Melon is also delivering other projects using cutting edge technologies in the domains of IoT, Machine Learning and Blockchain. By leveling up our experience and internal know-how we are certain our Data Engineering and Science team will grow and will become sustainable and key part of our business.
What are the world trends with Big Data? And what should we expect?
We are witnessing the evolution of different IaaS platforms in recent years. All these services evolve and mature in terms of storing and managing the data. They are designed to work more efficiently and effectively than traditional frameworks. Using these services where Data Engineers and Scientists can prepare, analyze and visualize big data is crucial for future Big Data evolution. By using and expanding these services, the companies will proceed their digital transformation process, so there is no doubt that this process will advance even faster than before. On the other side, IoT, AI, Machine Learning and Blockchain is feeding Big Data and pushing it forward to undiscovered territories. In recent years not only enterprise companies are using Big Data, instead more and more startups, small and medium companies heavily rely on this practice.
I also believe that IT companies will evolve even more by developing life-cycle management processes that can support the development of analytics apps and spread their products and services lines in this direction. So, the IT companies will keep on supporting this flow and we should expect an even greater expansion of Big Data and analytics as part of different domains as a lucrative way to grow.
What are the challenges with the increasing volume of data?
Although new technologies have been developed for data storage, data volumes are doubling in size about every two years. This trend is about to expand even further, so organizations are still struggling to keep pace with their data and find ways to effectively store it. IoT connected devices are expected to reach a number of staggering 75 billion in 2025 from 27 billion devices currently, so it’s easy to see where that big data is coming from. The IaaS providers will continue to build new data centers so they can store and manage all this data. The best way around is to optimize the use of all that data on their servers. The organizations are losing huge money every year from the cost of storing data with poor quality. It remains to be seen how the organizations are going to address that.
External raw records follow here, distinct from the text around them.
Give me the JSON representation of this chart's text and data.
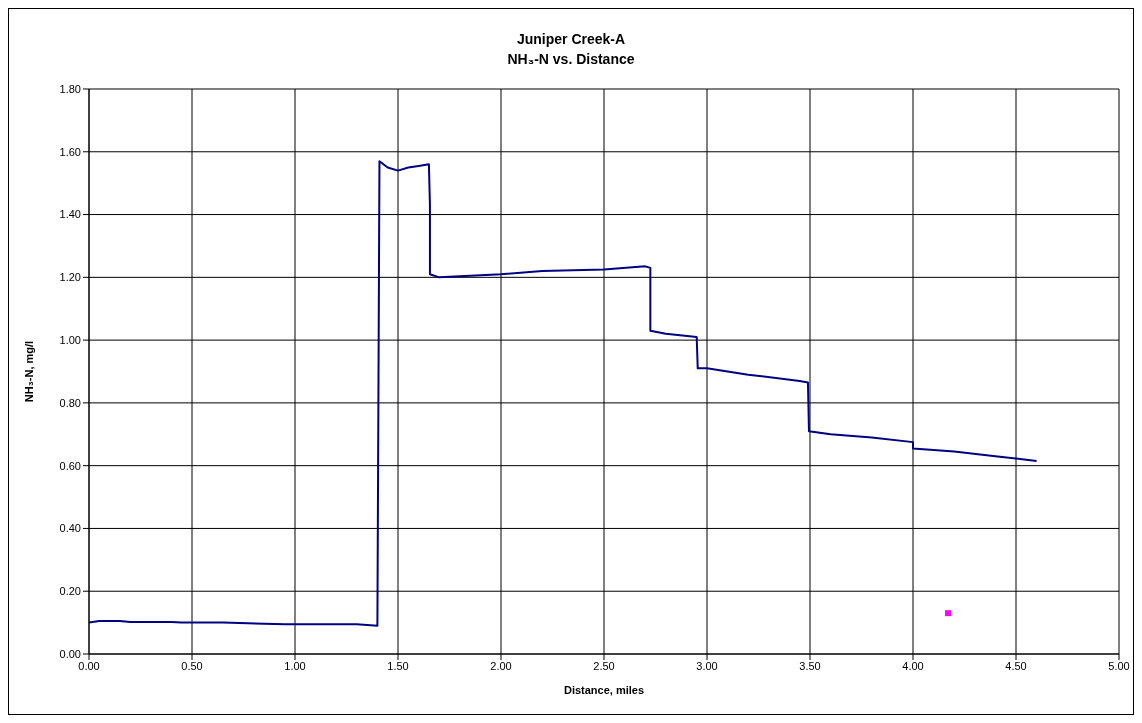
{
  "chart_data": {
    "type": "line",
    "title": "Juniper Creek-A",
    "subtitle": "NH₃-N vs. Distance",
    "xlabel": "Distance, miles",
    "ylabel": "NH₃-N, mg/l",
    "series": [
      {
        "color": "#000080",
        "x": [
          0,
          0.05,
          0.15,
          0.2,
          0.4,
          0.45,
          0.65,
          0.95,
          1.3,
          1.4,
          1.41,
          1.45,
          1.5,
          1.55,
          1.6,
          1.65,
          1.655,
          1.655,
          1.7,
          1.85,
          2.0,
          2.2,
          2.5,
          2.7,
          2.725,
          2.725,
          2.8,
          2.95,
          2.955,
          3.0,
          3.2,
          3.45,
          3.49,
          3.495,
          3.6,
          3.8,
          4.0,
          4.0,
          4.2,
          4.4,
          4.6
        ],
        "values": [
          0.1,
          0.105,
          0.105,
          0.102,
          0.102,
          0.1,
          0.1,
          0.095,
          0.095,
          0.09,
          1.57,
          1.55,
          1.54,
          1.55,
          1.555,
          1.56,
          1.43,
          1.21,
          1.2,
          1.205,
          1.21,
          1.22,
          1.225,
          1.235,
          1.23,
          1.03,
          1.02,
          1.01,
          0.91,
          0.91,
          0.89,
          0.87,
          0.865,
          0.71,
          0.7,
          0.69,
          0.675,
          0.655,
          0.645,
          0.63,
          0.615
        ]
      },
      {
        "type": "scatter",
        "color": "#ff00ff",
        "marker": "square",
        "x": [
          4.17
        ],
        "values": [
          0.13
        ]
      }
    ],
    "xlim": [
      0,
      5
    ],
    "xticks": [
      {
        "value": 0,
        "label": "0.00"
      },
      {
        "value": 0.5,
        "label": "0.50"
      },
      {
        "value": 1,
        "label": "1.00"
      },
      {
        "value": 1.5,
        "label": "1.50"
      },
      {
        "value": 2,
        "label": "2.00"
      },
      {
        "value": 2.5,
        "label": "2.50"
      },
      {
        "value": 3,
        "label": "3.00"
      },
      {
        "value": 3.5,
        "label": "3.50"
      },
      {
        "value": 4,
        "label": "4.00"
      },
      {
        "value": 4.5,
        "label": "4.50"
      },
      {
        "value": 5,
        "label": "5.00"
      }
    ],
    "ylim": [
      0,
      1.8
    ],
    "yticks": [
      {
        "value": 0,
        "label": "0.00"
      },
      {
        "value": 0.2,
        "label": "0.20"
      },
      {
        "value": 0.4,
        "label": "0.40"
      },
      {
        "value": 0.6,
        "label": "0.60"
      },
      {
        "value": 0.8,
        "label": "0.80"
      },
      {
        "value": 1,
        "label": "1.00"
      },
      {
        "value": 1.2,
        "label": "1.20"
      },
      {
        "value": 1.4,
        "label": "1.40"
      },
      {
        "value": 1.6,
        "label": "1.60"
      },
      {
        "value": 1.8,
        "label": "1.80"
      }
    ],
    "grid": true
  }
}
And what are the challenges when it comes to data security?
When talking about data security, we immediately get to General Data Protection Regulation that took effect in 2018. As we know, the GDPR is focused in Europe but at the same time some organizations, in an effort to simplify their business and promote good customer relations, have provided the same privacy protections for all their customers, regardless of their region. However, this is not the general position taken by all the businesses and organizations outside of Europe. The good news is that the biggest IaaS providers (Microsoft Azure, Amazon AWS, Google Cloud, IBM Cloud, etc.) are already designed with industry-leading security measures and privacy policies to safeguard the data in the cloud. This includes the categories of personal data identified by the GDPR. Furthermore, we have an existing trend of making hybrid clouds – a mix of IaaS (public) Clouds and on-premises (private) Clouds. Some organizations want to keep some sensitive data secure in its own data storage and the rest of the data to put in a rental Cloud storage. The companies are heavily investing in data security and this trend is here to stand.